Alle Arbeitnehmer mit gesetzlicher Rentenversicherung haben Anspruch auf Boni und Steuervergünstigungen für ihren Riester-Vertrag. Darüber hinaus sind Beamte, Soldaten und Bedienstete des öffentlichen Dienstes, Personen im Elternurlaub, freiwillig versicherte Personen der gesetzlichen Rentenversicherung, Geringfügigbeschäftigte und Arbeitslose. Für diejenigen, die anspruchsberechtigt sind, insbesondere Arbeitnehmer, kann eine Investition in ein staatlich subventioniertes Riester-Rentensystem eine sehr rentable Option sein, um ihre Rentenzahlungen zu erhöhen. Riester wird streng vom Staat reguliert, was die Investition sehr sicher, aber auch weniger flexibel macht.
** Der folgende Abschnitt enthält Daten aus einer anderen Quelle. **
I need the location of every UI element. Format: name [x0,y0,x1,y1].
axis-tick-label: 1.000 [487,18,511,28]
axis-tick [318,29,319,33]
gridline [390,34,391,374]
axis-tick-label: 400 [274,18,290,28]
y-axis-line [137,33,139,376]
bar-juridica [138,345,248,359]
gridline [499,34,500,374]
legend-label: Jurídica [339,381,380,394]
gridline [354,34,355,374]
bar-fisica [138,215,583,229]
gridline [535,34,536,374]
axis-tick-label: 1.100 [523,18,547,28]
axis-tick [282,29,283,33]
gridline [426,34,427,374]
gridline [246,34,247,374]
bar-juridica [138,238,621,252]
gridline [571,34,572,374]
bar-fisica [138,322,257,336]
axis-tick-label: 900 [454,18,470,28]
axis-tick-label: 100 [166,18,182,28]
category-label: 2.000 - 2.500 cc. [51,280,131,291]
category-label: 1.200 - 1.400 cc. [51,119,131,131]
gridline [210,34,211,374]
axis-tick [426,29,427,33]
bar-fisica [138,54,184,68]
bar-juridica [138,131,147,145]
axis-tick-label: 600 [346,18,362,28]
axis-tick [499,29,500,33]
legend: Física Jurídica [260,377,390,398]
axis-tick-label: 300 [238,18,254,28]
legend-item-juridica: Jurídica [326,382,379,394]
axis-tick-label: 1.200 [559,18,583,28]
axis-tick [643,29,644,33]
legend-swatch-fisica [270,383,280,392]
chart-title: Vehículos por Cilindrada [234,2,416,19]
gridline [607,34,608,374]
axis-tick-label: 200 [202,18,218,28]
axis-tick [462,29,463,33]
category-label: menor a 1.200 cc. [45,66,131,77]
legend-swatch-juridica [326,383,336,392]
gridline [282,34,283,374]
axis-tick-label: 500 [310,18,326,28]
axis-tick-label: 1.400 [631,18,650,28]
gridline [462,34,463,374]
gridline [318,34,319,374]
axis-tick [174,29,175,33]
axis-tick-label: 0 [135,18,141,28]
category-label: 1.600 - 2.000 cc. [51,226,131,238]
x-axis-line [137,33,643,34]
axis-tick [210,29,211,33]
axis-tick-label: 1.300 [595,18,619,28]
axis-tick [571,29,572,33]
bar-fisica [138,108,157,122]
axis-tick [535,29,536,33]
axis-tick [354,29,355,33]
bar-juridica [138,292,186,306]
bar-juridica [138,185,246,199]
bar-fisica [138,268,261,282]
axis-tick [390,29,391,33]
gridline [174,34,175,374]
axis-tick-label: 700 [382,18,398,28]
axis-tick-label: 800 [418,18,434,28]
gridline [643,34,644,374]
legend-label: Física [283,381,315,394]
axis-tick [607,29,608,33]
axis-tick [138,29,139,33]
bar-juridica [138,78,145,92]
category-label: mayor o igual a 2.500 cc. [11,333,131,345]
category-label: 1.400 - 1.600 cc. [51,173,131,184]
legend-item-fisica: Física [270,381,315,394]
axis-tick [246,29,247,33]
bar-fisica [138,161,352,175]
Begünstigte mit internationalem Hintergrund müssen berücksichtigen, dass die Verwendung ihres Ruhestands außerhalb der EU/des EWR die Riester-Leistungen verringert. Angesichts der Komplexität des Themas sollten sich Kunden von einem unabhängigen Finanzberater professionell beraten lassen (z.B. hier zu finden 😉 ). Ein "Wohn-Riester", der Teil des Riester-Pensionsprogramms (Riester-Rente) ist, ist ein Darlehensvertrag zum Kauf oder Bau von privat genutzten Immobilien und Genossenschaftsanteilen. Der informative Wert aggregierter Daten über die Verschuldung der privaten Haushalte ist in vielerlei Hinsicht eingeschränkt. Die Kreditnehmerstatistik der Bundesbank zeigt, dass die Gesamtverschuldung der privaten Haushalte Ende 2010 bei 1.403 Mrd. € lag.

Dividiert diese Zahl durch die Zahl der Haushalte zu diesem Zeitpunkt ergibt sich eine durchschnittliche Haushaltsverschuldung von 34.813 €. Diese Durchschnittswerte verschleiern jedoch wichtige Informationen, die nur mit Mikrodaten gewonnen werden können. Zahlen aus der PHF-Erhebung zeigen, dass nur 47 % der deutschen Haushalte tatsächlich verschuldet sind. Die Haushalte müssen demnach eine durchschnittliche Verschuldung von rund 74.000 Euro tragen. Dies ist jedoch immer noch unzureichend. Für die Finanzstabilität sind es immer die Schwanzwahrscheinlichkeiten, die zählten, nicht die Durchschnittswerte. Es werden die hoch verschuldeten Haushalte sein, die auf Zahlungsunfähigkeit zurückgreifen. Um das Risiko abzuschätzen, müssen die Zentralbanken beurteilen, wie konzentriert Schulden sind und wie hoch die Schulden von Verbrauchern mit einer Schuldenquote getragen werden, die einen bestimmten Schwellenwert überschreitet. Um wichtige Konzepte wie "Wert in Gefahr" oder "Verlust bei Zahlungsausfall" wirklich sinnvoll zu machen, benötigen Zentralbanken und andere politische Entscheidungsträger Verteilungsinformationen.